11 Le recours est conforme aux articles 66, 67 et à l’article 68, paragraphe 1, du RMCUE. Il est recevable.
Réouverture de l’examen des motifs absolus de refus
12 Ainsi qu’il ressort de l’article 161 du RMCUE, lu en combinaison avec les articles 47 et 71, paragraphe 1, du RMCUE, la division d’opposition et les Chambres de recours ne sont pas compétentes pour examiner les motifs absolus de refus au cours de la procédure d’opposition (18/02/2004, T-10/03, Conforflex, EU:T:2004:46, § 55, 57 ; 30/06/2004, T-186/02, Dieselit, EU:T:2004:197, § 71).
13 Il découle de l’article 45, paragraphe 3, du RMCUE et de l’article 30, paragraphe 2, du RMCUE-DR, lus en combinaison avec l’article 45, paragraphe 2, du Règl. proc.

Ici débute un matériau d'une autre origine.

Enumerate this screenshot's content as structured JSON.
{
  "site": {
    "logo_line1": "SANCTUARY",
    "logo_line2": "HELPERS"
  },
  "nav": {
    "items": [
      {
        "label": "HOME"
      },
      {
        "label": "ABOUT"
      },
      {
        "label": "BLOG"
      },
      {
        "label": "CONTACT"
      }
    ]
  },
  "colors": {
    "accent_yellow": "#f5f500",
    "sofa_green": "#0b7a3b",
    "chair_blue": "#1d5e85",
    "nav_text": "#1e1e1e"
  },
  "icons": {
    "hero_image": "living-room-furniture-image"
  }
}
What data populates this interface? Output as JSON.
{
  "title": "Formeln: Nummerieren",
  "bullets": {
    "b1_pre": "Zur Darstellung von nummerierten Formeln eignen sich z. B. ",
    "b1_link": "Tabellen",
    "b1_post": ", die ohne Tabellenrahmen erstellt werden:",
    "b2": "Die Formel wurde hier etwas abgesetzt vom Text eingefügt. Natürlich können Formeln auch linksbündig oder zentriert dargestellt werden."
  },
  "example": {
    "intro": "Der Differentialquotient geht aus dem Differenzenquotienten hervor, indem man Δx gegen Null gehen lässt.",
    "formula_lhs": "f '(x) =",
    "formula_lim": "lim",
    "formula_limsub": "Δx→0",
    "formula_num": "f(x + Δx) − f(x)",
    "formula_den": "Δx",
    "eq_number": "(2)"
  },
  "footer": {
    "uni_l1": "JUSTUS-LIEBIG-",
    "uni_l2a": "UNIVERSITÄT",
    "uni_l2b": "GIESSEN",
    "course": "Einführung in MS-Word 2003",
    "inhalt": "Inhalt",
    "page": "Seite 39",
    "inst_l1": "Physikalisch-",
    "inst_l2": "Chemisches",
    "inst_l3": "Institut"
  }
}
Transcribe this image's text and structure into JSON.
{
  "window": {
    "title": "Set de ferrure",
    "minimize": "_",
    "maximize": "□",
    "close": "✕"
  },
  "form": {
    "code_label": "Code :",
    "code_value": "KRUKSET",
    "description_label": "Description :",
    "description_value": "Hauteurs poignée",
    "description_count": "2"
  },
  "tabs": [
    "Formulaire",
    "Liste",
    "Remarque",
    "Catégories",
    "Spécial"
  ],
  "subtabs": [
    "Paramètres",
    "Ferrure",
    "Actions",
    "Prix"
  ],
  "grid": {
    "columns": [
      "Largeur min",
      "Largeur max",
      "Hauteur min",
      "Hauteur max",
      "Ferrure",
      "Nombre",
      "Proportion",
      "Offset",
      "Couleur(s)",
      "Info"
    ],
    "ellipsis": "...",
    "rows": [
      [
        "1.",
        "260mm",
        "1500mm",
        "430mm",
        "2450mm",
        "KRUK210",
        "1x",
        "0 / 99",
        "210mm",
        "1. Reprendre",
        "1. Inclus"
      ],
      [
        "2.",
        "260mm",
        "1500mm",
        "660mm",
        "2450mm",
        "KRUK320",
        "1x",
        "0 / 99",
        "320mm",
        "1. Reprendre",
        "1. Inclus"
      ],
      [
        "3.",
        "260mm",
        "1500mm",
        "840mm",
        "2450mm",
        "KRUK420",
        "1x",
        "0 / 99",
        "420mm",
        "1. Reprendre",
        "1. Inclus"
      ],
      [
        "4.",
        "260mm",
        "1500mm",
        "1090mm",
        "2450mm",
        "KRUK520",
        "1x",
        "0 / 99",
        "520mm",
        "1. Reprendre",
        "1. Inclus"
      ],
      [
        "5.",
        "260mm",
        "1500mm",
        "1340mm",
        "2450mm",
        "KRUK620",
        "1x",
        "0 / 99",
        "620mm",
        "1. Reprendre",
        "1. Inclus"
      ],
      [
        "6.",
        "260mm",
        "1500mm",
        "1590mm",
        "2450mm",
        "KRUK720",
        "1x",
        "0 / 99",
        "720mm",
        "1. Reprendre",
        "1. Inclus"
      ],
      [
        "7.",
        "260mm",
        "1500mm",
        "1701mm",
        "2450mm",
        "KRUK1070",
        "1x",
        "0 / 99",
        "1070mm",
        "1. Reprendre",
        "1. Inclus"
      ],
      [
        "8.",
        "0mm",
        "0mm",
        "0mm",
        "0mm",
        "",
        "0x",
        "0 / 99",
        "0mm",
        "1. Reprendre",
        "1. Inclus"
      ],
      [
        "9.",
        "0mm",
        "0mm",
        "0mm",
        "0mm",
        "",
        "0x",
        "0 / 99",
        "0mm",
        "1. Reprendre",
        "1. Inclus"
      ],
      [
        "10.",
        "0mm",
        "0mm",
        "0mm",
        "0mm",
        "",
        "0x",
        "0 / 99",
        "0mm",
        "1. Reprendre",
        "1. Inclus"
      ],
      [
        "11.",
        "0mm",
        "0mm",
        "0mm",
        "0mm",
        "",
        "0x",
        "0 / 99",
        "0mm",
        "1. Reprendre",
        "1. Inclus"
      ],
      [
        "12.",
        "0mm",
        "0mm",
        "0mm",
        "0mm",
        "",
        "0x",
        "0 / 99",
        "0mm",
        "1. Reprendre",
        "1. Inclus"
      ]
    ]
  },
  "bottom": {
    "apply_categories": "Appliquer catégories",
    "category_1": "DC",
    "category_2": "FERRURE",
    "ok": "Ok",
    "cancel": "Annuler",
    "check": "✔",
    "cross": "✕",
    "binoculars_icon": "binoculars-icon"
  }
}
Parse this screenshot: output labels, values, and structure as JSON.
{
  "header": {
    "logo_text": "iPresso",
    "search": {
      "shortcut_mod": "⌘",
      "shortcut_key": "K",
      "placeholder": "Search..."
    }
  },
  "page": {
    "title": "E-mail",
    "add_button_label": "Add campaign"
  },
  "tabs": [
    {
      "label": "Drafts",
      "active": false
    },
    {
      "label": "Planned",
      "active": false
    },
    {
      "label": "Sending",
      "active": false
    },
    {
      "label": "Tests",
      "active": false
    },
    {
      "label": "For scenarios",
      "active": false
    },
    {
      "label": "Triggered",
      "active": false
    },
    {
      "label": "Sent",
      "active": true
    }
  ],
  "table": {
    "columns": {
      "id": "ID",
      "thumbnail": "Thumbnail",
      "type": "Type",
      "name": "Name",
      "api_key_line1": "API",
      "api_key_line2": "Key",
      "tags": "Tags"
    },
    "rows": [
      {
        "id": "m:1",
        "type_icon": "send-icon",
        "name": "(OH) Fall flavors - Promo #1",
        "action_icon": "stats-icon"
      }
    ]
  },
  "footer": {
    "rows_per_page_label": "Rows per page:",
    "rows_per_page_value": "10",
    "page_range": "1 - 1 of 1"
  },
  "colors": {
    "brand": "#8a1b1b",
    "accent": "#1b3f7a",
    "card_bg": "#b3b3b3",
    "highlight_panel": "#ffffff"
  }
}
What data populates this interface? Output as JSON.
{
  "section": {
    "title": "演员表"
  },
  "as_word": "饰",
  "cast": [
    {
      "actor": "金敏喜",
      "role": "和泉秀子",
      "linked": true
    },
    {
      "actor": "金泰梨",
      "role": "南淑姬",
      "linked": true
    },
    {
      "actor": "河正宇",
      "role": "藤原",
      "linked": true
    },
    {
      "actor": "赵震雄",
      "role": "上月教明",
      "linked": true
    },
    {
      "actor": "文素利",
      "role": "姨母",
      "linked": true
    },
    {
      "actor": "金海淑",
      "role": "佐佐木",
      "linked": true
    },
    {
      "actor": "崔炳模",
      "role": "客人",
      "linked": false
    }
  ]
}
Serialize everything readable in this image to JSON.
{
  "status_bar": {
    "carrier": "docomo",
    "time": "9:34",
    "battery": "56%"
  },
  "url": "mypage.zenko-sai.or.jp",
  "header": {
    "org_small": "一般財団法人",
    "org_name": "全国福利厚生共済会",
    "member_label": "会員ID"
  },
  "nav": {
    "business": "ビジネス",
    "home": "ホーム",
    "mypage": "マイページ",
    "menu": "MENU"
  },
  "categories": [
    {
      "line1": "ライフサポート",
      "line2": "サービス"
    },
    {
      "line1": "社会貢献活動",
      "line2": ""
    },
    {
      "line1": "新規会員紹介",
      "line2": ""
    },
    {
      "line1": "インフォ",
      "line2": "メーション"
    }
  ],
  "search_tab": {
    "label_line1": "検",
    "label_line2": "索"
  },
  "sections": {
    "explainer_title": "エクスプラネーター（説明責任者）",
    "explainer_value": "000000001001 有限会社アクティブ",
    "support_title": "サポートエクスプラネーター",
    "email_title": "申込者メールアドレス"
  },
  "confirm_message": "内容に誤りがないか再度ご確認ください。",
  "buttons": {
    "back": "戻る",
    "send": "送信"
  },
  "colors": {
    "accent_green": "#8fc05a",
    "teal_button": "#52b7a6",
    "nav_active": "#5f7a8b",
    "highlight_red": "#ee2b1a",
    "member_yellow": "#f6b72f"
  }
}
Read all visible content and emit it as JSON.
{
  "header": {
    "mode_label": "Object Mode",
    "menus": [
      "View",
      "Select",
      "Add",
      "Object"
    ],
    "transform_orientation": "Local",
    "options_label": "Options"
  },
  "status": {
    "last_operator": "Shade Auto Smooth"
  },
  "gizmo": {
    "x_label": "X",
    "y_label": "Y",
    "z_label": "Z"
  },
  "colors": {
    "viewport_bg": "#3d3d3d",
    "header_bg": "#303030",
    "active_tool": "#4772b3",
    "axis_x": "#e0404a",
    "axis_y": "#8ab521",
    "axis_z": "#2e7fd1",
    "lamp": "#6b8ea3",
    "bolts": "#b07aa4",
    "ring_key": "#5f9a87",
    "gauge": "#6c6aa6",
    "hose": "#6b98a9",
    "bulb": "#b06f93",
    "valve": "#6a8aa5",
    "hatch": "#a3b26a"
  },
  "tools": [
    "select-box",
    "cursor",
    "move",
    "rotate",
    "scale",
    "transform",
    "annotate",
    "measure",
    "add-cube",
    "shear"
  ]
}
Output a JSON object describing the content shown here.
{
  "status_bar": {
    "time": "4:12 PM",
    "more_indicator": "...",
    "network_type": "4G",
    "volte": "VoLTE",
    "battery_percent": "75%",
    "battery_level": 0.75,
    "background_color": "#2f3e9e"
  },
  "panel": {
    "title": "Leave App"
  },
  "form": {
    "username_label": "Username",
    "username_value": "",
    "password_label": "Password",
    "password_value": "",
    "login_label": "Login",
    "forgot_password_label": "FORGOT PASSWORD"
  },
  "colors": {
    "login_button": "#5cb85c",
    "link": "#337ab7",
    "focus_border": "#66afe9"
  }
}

Chambres de recours, que lorsqu’une décision de la division d’opposition fait l’objet d’un recours, et que la Chambre de recours estime qu’un motif absolu de refus peut s’appliquer à tout ou partie des produits ou services énumérés dans la demande de marque, la Chambre peut, au moyen d’une décision interlocutoire motivée, suspendre la procédure de recours et renvoyer la demande contestée à l’examinateur compétent pour l’examen de cette demande, avec une recommandation de rouvrir l’examen des motifs absolus de refus.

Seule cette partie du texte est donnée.